これらは,削除の対象になるとともに,法的措置の対象ともなります。

なお,違法,不適切,公序良俗に反する投稿の例として以下のものが挙げられています。

  • 任天堂の知的財産権を侵害するもの
  • 任天堂の商品またはサービスの正常な動作を妨げたり,安全性を損ねたりする行為
  • 不正にコピーされたゲームソフト,改造されたゲームソフト,任天堂の許諾を受けずに任天堂の著作物を利用して制作されたゲームソフト,または不正に入手されたゲームソフト チート
  • クラッキング,不正アクセス,技術的制限手段の回避,不正な改造またはこれらを可能にする物,ツールもしくはサービス

オフラインのゲーム大会でのプレイ動画の投稿もガイドラインの対象に含まれています。

しかし,このことは,オフラインでのゲーム大会の実施そのものまでもが,ガイドラインの対象となることを意味していません。

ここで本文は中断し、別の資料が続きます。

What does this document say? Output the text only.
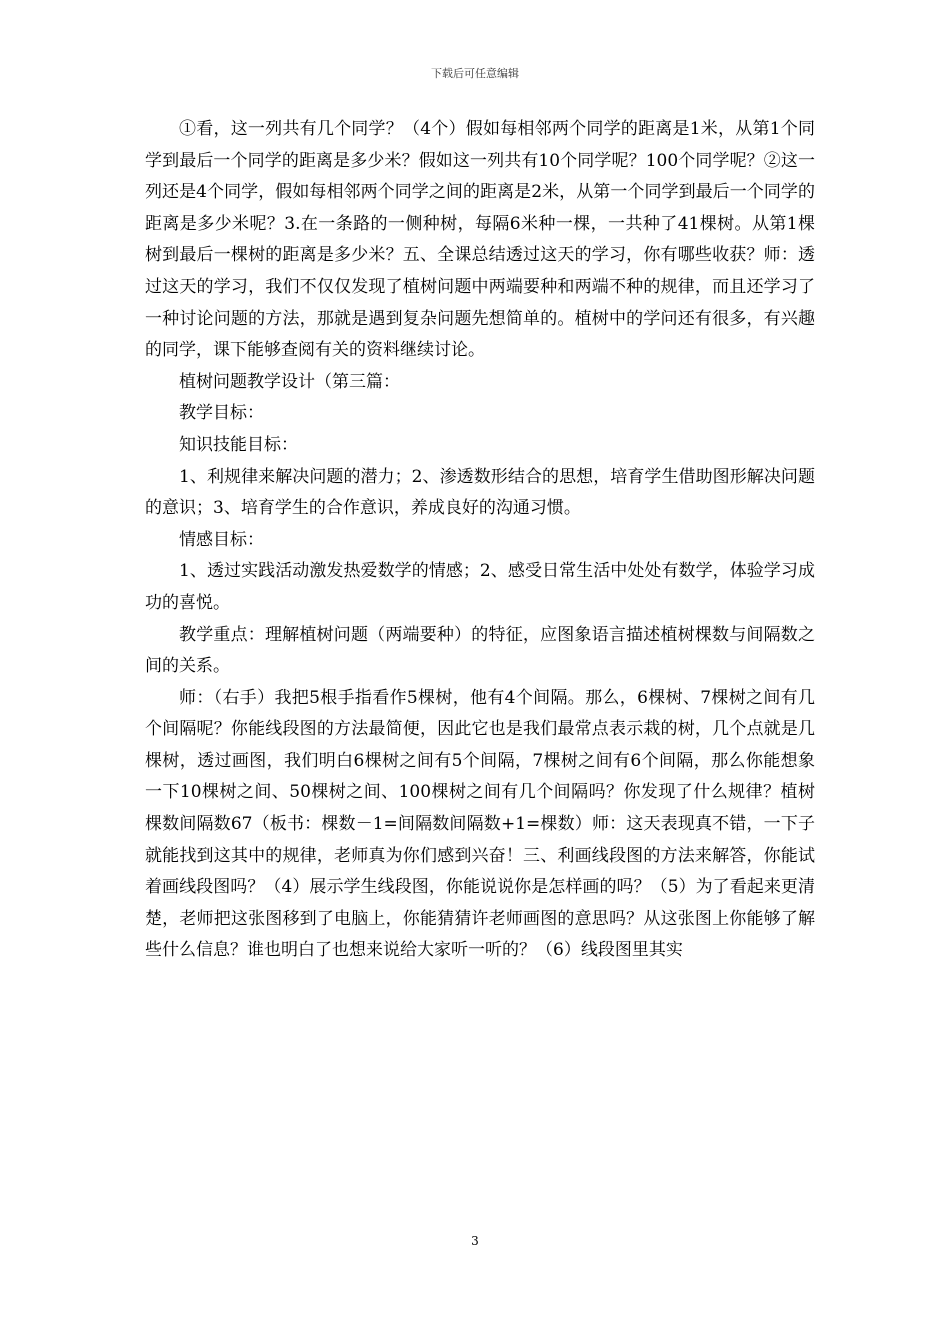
下载后可任意编辑

①看，这一列共有几个同学？（4个）假如每相邻两个同学的距离是1米，从第1个同学到最后一个同学的距离是多少米？假如这一列共有10个同学呢？100个同学呢？②这一列还是4个同学，假如每相邻两个同学之间的距离是2米，从第一个同学到最后一个同学的距离是多少米呢？3.在一条路的一侧种树，每隔6米种一棵，一共种了41棵树。从第1棵树到最后一棵树的距离是多少米？五、全课总结透过这天的学习，你有哪些收获？师：透过这天的学习，我们不仅仅发现了植树问题中两端要种和两端不种的规律，而且还学习了一种讨论问题的方法，那就是遇到复杂问题先想简单的。植树中的学问还有很多，有兴趣的同学，课下能够查阅有关的资料继续讨论。

植树问题教学设计（第三篇：

教学目标：

知识技能目标：

1、利规律来解决问题的潜力；2、渗透数形结合的思想，培育学生借助图形解决问题的意识；3、培育学生的合作意识，养成良好的沟通习惯。

情感目标：

1、透过实践活动激发热爱数学的情感；2、感受日常生活中处处有数学，体验学习成功的喜悦。

教学重点：理解植树问题（两端要种）的特征，应图象语言描述植树棵数与间隔数之间的关系。

师：（右手）我把5根手指看作5棵树，他有4个间隔。那么，6棵树、7棵树之间有几个间隔呢？你能线段图的方法最简便，因此它也是我们最常点表示栽的树，几个点就是几棵树，透过画图，我们明白6棵树之间有5个间隔，7棵树之间有6个间隔，那么你能想象一下10棵树之间、50棵树之间、100棵树之间有几个间隔吗？你发现了什么规律？植树棵数间隔数67（板书：棵数－1=间隔数间隔数+1=棵数）师：这天表现真不错，一下子就能找到这其中的规律，老师真为你们感到兴奋！三、利画线段图的方法来解答，你能试着画线段图吗？（4）展示学生线段图，你能说说你是怎样画的吗？（5）为了看起来更清楚，老师把这张图移到了电脑上，你能猜猜许老师画图的意思吗？从这张图上你能够了解些什么信息？谁也明白了也想来说给大家听一听的？（6）线段图里其实

3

ですから,オフラインのゲーム大会の実施が,ゲームの著作物の侵害にあたることがあることに注意しなければなりません。

なお,ゲームの著作物の侵害については,「ゲームバー問題」の記事を参考にしてください。

任天堂では,ゲーム制作を単独で行っていることもあり,ゲーム映像の二次利用の決断を任天堂のみでできますが,複数の企業が協力してゲームが制作される場合が多く,そのようなゲームでは複数の会社の調整が必要となります。

このような事情が影響しているのか,任天堂と同様の動きは他のゲームメーカーから発表されていません。

今回の任天堂の指針では,ゲームのキャラクターの二次創作であるファンアートでの利用については「法令上認められる範囲で」許されるとされており,この方面の利用については解放されているといえるものではありません。

ゲームのキャラクターの二次創作を呼び掛ける動きは,期間が限定されているものの他社で行われたものがあります。

バンダイナムコエンターテインメントは,平成30年6月から10月まで,人気ゲーム「アイドルマスター」のキャラクの公式素材を提供し,メルカリでオリジナルグッズを販売できるキャンペーンを行ったところ,延べ5000点もの商品が出品されました。

二次創作は,著作権者にとっては,ファンや提携企業を呼び込む手段としては非常に有効な手段の一つですし,利用者にとっても,創作や商品流通が活発化し市場を盛り上げる効果が期待できると思います。

ゲーム実況に留まらず,幅広い分野で,ゲームの二次創作が認められるとゲーム業界に留まらず,様々な業界での経済効果が期待できるのではないでしょうか。